Updating crates.io index
error: failed to select a version for `walkdir`.
... required by package `sn_node v0.105.3`
... which satisfies dependency `sn_node = "^0.105.3"` of package `awe v0.1.0 (/home/mrh/src/safe-browser/awe/src-tauri)`
versions that meet the requirements `~2.4.0` are: 2.4.0
all possible versions conflict with previously selected packages.
previously selected package `walkdir v2.5.0`
... which satisfies dependency `walkdir = "~2.5.0"` of package `sn_cli v0.90.2 (/home/mrh/src/safe-browser/safe_network/sn_cli)`
... which satisfies path dependency `sn_cli` of package `awe v0.1.0 (/home/mrh/src/safe-browser/awe/src-tauri)`
failed to select a version for `walkdir` which could resolve this conflict
It's as if sn_node specifies ~2.4.0, but its Cargo.toml conains walkdir = "~2.5.0" (although specifyin ~2.4.0 should match 2.4 or 2.5 anyway)
trying to refer to a local fork (unchanged) of a repository which contains a number of workspaces.
The sn_node that is on crates.io does in fact depend on walkdir ~2.4.0: crates.io: Rust Package Registry. The copy in the main branch of their git repo had its dependency bumped to 2.5.0. If you are going to use a path dependency for sn_cli I suggest you do the same for sn_node to avoid this incompatibility.
Per the docs a tilde requirement like ~2.4.0 only allows 2.4.x, not 2.5.0.
If you're replacing a crates-io dependency with a local/git dependency, it's generally always a good idea to do so for all packages in the workspace being referenced, and to use a [dependency override] to also replace any transitive dependencies on the package(s) (so you don't end up with both the crates-io version and the patched version in your dependency tree for any reason).
90% of the time people reach for non-caret bound requirements, it's not the proper solution for what they want, and results in over-constraining version resolution. The usual reason given for using ~ constraints is msrv concerns (usually considered a minor change), but doing this will result in resolution breakage unless everyone always rapidly propagates a minor version update, bumping downstream requirements as appropriate.
Recommendation: When in doubt, use the default version requirement operator.
Avoid constraining the upper bound of a version to be anything less than the next semver incompatible version (e.g. avoid >=2.0, <2.4) as other packages in the dependency tree may require a newer version, leading to an unresolvable error.
My stance is a bit stronger than Cargo here: if you're publishing a library crate, please only use default (caret) dependencies unless the dependency is on a private implementation crate not meant to ever be externally depended on (i.e. a proc macro helper crate which is only a separate package for technical reasons).
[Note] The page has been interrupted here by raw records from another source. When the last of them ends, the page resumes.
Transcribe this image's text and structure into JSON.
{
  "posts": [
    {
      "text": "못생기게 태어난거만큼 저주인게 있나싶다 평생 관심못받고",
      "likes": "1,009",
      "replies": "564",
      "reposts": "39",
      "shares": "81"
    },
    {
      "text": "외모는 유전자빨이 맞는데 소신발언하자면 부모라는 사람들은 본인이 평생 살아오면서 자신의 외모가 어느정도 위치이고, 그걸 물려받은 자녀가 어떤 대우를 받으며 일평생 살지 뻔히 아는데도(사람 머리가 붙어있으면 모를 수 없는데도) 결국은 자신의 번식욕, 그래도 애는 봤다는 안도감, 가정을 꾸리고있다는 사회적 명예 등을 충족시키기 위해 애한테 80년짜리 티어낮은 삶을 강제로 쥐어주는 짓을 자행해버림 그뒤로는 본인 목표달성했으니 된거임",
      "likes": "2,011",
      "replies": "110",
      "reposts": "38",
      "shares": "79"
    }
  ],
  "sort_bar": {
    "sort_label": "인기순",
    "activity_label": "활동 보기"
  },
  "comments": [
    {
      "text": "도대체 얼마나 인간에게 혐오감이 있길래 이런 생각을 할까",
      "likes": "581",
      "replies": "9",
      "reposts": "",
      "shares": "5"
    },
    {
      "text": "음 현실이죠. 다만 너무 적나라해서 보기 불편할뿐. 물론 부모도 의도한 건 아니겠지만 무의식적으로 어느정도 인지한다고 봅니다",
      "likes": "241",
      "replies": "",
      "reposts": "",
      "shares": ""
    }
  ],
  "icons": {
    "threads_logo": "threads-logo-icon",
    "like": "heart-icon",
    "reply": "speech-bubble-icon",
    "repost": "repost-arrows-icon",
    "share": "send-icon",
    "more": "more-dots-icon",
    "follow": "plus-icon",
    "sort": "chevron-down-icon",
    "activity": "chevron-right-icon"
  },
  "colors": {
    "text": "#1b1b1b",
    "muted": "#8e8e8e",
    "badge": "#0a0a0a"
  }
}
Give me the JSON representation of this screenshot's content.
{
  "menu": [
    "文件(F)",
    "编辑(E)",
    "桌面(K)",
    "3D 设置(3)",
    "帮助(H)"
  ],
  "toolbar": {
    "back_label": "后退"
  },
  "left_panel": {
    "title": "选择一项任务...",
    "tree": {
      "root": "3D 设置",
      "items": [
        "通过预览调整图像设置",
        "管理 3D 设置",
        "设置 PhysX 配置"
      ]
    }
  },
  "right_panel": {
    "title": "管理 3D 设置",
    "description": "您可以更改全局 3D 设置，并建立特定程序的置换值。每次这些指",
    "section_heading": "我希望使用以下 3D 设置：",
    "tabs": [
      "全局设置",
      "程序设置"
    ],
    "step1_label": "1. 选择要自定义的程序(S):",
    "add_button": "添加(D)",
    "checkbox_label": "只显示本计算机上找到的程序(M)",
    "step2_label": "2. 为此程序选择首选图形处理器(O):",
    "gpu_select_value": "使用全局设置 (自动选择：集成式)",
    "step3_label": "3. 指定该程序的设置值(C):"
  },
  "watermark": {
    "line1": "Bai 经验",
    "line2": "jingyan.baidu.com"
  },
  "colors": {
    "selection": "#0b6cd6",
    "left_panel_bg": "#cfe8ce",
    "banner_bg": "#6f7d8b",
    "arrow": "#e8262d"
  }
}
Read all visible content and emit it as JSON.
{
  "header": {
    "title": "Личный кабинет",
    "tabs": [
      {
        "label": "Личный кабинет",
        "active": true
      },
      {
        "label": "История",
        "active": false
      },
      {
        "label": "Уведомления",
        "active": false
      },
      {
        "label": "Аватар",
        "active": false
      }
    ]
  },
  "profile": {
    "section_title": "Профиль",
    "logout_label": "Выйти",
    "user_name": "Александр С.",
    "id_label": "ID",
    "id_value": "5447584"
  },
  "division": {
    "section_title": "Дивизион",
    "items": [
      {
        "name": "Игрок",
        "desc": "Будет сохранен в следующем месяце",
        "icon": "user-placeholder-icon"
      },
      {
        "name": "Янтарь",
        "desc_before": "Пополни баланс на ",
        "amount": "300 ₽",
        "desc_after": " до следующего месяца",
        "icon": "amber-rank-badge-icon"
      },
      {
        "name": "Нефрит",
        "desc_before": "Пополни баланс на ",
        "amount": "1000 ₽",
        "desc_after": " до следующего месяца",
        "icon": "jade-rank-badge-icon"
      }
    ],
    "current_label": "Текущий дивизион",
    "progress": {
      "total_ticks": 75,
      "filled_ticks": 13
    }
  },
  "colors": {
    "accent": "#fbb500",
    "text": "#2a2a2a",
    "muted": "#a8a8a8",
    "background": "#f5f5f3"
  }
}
If you feel the need to provide tighter bounds to enforce transitive msrv, use a separate package with those ~ bounds (or bounds on your dependencies' msrv packages) so that these bounds are opt-in for bin packages that want them and don't restrict those that don't. (Or do the "major foundational library with LTS guarantees" thing and don't use any upstream code you don't control.)
(Also, you should always be using three-component bound specifications. Using a shorter bound (especially for non-caret bounds) is just vague without benefit, and makes the behavior more complicated to remember.)
Cheat sheet:
^ (default)
~
same major version
same minor version
allow minor changes
allow patch fixes
1.2.3
≥1.2.3, <2.0.0
≥1.2.3, <1.3.0
0.1.2
≥0.1.2, <0.2.0
≥0.1.2, <0.2.0
0.0.1
≥0.0.1, <0.0.2
≥0.0.1, <0.1.0†
0.0.0
≥0.0.0, <0.0.1
≥0.0.1, <0.1.0†
1.2
≥1.2.0, <2.0.0
≥1.2.0, <1.3.0
0.1
≥0.1.0, <0.2.0
≥0.1.0, <0.2.0
0.0‡
≥0.0.0, <0.1.0
≥0.0.0, <0.1.0
1
≥1.0.0, <2.0.0
≥1.0.0, <2.0.0†
0‡
≥0.0.0, <1.0.0†
≥0.0.0, <1.0.0†
† - weaker than often expected
‡ - just don't ever do this, please
My one minor complaint with these rules is that since ^ recognizes zerover but ~ doesn't, Cargo effectively treats 0.x.y as 0.MAJOR.PATCH (losing the ability to make minor releases) despite people using it as 0.MAJOR.MINOR (losing the ability to distinguish minor releases from patch).